Florida’s new marriage laws went into effect in Florida on July 1, 2023, making significant changes that will affect divorcing couples. The CS/HB 1301 and CS/SB 1416 bills significantly change the law regarding the establishment and modification of alimony obligations and the time periods associated with the length of marriage. The new law applies to all pending cases and cases filed after July 1. It will apply to all timesharing discussions in paternity and divorce cases, as well as in modification cases.
Durational alimony may not be awarded in marriages less than 3 years in duration. Other alimony forms, such as “bridge the gap,” may still be awarded in short term marriages.
A short term marriage is now deemed to be a marriage up to ten years in duration, a middle duration marriage is one lasting between 10 and 20 years, and a long duration marriage is 20 years and over.

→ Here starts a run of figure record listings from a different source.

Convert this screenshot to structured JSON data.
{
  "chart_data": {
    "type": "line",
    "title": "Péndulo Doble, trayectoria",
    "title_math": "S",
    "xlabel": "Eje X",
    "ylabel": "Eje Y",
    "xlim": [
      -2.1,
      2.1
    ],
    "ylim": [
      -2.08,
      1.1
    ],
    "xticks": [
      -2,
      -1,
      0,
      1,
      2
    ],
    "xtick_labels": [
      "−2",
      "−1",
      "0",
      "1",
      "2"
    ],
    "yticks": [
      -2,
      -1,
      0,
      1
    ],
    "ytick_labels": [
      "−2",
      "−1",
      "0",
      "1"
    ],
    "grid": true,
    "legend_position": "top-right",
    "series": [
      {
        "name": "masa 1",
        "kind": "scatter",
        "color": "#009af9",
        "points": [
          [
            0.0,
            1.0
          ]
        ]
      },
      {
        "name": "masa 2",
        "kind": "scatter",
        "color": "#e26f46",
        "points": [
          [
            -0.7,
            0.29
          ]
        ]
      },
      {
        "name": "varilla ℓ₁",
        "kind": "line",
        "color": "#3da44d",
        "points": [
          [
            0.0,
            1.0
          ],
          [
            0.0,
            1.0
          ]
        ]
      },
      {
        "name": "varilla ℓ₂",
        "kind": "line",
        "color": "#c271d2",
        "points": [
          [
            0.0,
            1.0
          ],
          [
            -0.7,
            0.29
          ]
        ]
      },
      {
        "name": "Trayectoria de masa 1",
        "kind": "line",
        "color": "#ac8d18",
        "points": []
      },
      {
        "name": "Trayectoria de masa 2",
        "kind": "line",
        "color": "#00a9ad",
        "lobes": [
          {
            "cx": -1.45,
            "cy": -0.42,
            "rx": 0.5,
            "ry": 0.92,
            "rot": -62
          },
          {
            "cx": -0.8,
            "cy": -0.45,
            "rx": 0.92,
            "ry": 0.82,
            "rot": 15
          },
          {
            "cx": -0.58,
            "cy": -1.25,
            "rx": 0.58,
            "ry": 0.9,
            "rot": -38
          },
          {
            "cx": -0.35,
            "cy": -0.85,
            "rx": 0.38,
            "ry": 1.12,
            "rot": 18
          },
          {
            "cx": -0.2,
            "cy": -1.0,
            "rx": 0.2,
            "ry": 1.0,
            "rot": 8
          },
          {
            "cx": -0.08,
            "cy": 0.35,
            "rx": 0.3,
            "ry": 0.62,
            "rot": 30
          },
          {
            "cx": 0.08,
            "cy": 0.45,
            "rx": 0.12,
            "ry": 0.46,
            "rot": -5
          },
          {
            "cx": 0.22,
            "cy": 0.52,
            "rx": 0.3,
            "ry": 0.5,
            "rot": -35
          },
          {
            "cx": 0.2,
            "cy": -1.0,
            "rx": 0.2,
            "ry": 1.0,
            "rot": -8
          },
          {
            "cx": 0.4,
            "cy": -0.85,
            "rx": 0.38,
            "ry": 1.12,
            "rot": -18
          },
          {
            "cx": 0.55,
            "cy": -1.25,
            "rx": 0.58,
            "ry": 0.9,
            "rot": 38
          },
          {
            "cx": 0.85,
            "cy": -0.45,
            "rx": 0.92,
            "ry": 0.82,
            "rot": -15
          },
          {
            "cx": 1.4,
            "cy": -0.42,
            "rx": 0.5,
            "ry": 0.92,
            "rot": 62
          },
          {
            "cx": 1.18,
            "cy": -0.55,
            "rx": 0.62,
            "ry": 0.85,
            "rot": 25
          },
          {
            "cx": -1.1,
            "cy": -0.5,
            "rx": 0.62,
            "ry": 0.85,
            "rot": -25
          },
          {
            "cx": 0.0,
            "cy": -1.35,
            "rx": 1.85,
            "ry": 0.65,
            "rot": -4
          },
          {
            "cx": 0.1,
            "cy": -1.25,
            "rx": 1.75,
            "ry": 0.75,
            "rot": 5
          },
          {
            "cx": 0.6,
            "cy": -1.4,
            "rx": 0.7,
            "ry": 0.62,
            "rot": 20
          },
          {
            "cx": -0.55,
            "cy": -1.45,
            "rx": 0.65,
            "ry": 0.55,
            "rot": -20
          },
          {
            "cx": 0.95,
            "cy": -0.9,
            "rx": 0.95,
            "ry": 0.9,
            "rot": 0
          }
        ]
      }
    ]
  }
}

Durational alimony awarded cannot exceed 50% of the duration of the marriage in short term marriages, 60% of the duration of the marriage in middle duration marriages and 75% of the duration of the marriage in long duration marriages.
Exceptional circumstances may extend the term of duration by showing clear and convincing evidence it is necessary upon 61.08(3) factors and additional factors in new law.
The amount of durational alimony is actual need of the recipient or 35% of the difference of the net income of the parties, whichever is less.